Other scientists, such as David Sinclair, who studies the science of aging at Harvard University, suspect the blood-brain barrier may play a significant role in the brain not having the same epigenetic age reversal. The blood-brain barrier acts as its name implies, as a barrier. Some components of the new blood plasma, such as enzymes, antibodies, and other proteins can’t cross the barrier to enter the brain, which might explain the lack of age reversal effects in this organ.

Importantly, biochemical measurements of organ function improved, along with behavioral responses used to assess cognitive function. After receiving blood plasma transfers, the older rats became faster at escaping mazes, a common lab test of cognitive skill. These reduced escape times, referred to as reduced latency, indicated improved abilities to learn and remember following young blood plasma transfers in older rats.

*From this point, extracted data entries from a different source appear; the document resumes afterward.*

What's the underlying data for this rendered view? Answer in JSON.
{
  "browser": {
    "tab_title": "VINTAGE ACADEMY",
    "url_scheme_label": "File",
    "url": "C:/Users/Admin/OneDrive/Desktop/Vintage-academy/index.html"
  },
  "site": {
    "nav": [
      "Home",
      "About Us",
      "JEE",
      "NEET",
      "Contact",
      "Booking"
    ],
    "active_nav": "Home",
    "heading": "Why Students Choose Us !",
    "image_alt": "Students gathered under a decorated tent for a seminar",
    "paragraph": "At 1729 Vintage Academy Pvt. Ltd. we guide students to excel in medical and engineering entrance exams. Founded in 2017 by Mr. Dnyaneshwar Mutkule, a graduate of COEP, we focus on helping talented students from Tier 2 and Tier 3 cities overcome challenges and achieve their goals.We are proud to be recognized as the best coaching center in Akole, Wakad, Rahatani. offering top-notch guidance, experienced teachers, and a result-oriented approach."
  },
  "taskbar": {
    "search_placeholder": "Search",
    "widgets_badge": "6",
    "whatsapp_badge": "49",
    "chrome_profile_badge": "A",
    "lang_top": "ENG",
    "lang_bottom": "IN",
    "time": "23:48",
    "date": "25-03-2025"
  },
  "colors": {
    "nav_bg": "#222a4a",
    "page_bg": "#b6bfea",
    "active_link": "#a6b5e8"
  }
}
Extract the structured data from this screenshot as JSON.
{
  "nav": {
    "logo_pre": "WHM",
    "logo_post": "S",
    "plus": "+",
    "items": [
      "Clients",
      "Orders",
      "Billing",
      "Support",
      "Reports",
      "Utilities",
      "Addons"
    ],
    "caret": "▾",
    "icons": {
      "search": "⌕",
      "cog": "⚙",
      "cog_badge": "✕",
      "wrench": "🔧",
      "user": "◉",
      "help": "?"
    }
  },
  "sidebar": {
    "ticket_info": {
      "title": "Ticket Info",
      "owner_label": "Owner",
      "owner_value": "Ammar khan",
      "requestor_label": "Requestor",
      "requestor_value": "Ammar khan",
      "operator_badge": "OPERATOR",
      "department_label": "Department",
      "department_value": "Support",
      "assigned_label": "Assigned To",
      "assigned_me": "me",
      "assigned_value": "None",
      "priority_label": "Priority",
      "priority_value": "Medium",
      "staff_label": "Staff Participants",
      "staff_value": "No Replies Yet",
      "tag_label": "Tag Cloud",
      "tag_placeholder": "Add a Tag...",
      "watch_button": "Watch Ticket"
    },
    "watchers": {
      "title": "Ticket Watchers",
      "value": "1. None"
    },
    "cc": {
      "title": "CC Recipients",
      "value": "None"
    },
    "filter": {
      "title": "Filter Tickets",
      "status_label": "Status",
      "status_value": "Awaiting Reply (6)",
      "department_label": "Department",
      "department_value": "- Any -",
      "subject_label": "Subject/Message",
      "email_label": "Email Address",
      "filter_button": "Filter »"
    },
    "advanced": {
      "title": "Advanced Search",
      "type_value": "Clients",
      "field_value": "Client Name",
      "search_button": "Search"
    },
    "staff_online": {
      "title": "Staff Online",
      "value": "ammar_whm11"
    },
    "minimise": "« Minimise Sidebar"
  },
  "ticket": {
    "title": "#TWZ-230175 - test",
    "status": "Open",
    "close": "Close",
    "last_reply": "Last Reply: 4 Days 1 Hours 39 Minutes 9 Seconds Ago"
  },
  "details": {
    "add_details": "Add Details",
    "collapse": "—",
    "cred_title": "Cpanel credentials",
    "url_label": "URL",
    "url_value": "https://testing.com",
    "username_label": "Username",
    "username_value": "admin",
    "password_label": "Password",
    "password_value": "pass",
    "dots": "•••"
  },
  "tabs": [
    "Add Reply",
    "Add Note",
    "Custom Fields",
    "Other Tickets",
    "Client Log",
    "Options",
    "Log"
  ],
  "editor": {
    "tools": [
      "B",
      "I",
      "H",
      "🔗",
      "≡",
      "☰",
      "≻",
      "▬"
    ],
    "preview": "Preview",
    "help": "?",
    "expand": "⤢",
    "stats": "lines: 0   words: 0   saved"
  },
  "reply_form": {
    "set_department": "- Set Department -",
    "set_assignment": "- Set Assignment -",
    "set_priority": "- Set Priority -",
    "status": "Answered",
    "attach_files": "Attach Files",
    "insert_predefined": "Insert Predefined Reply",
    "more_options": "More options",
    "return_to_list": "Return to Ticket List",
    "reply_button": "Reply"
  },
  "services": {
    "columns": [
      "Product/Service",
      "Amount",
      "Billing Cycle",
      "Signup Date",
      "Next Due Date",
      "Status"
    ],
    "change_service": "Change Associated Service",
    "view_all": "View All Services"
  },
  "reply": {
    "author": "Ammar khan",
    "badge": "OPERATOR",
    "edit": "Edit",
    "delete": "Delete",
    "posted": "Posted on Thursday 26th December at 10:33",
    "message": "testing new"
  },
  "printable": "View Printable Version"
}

(Horvath et al., 2020) The latency period, which reflects the amount of time it took for the rats to escape from a maze, improved significantly for the older rats treated with young blood plasma. The red line in the graph indicates the latencies of the older rats, the orange line indicates the latencies of the older rats treated with young blood plasma, and the blue line represents the latencies of the young rats. 

The question remains of whether these findings also apply to humans. In other words, could we store young blood plasma for future injections in our older years?

“Expect a rush to India to get this treatment. I do hope Nugenics [conducts] careful human clinical trials first,” said Sinclair in his tweet, referring to the Indian start-up providing this treatment. “In the US, young plasma treatments were stopped by the FDA until further notice citing a lack of proven safety.”

“If this finding holds up, rejuvenation of the body may become commonplace within our lifetimes, able to [systematically] reduce the risk of the onset of several diseases in the first place or provide resilience to a wide variety of infections,” Sinclair tweeted.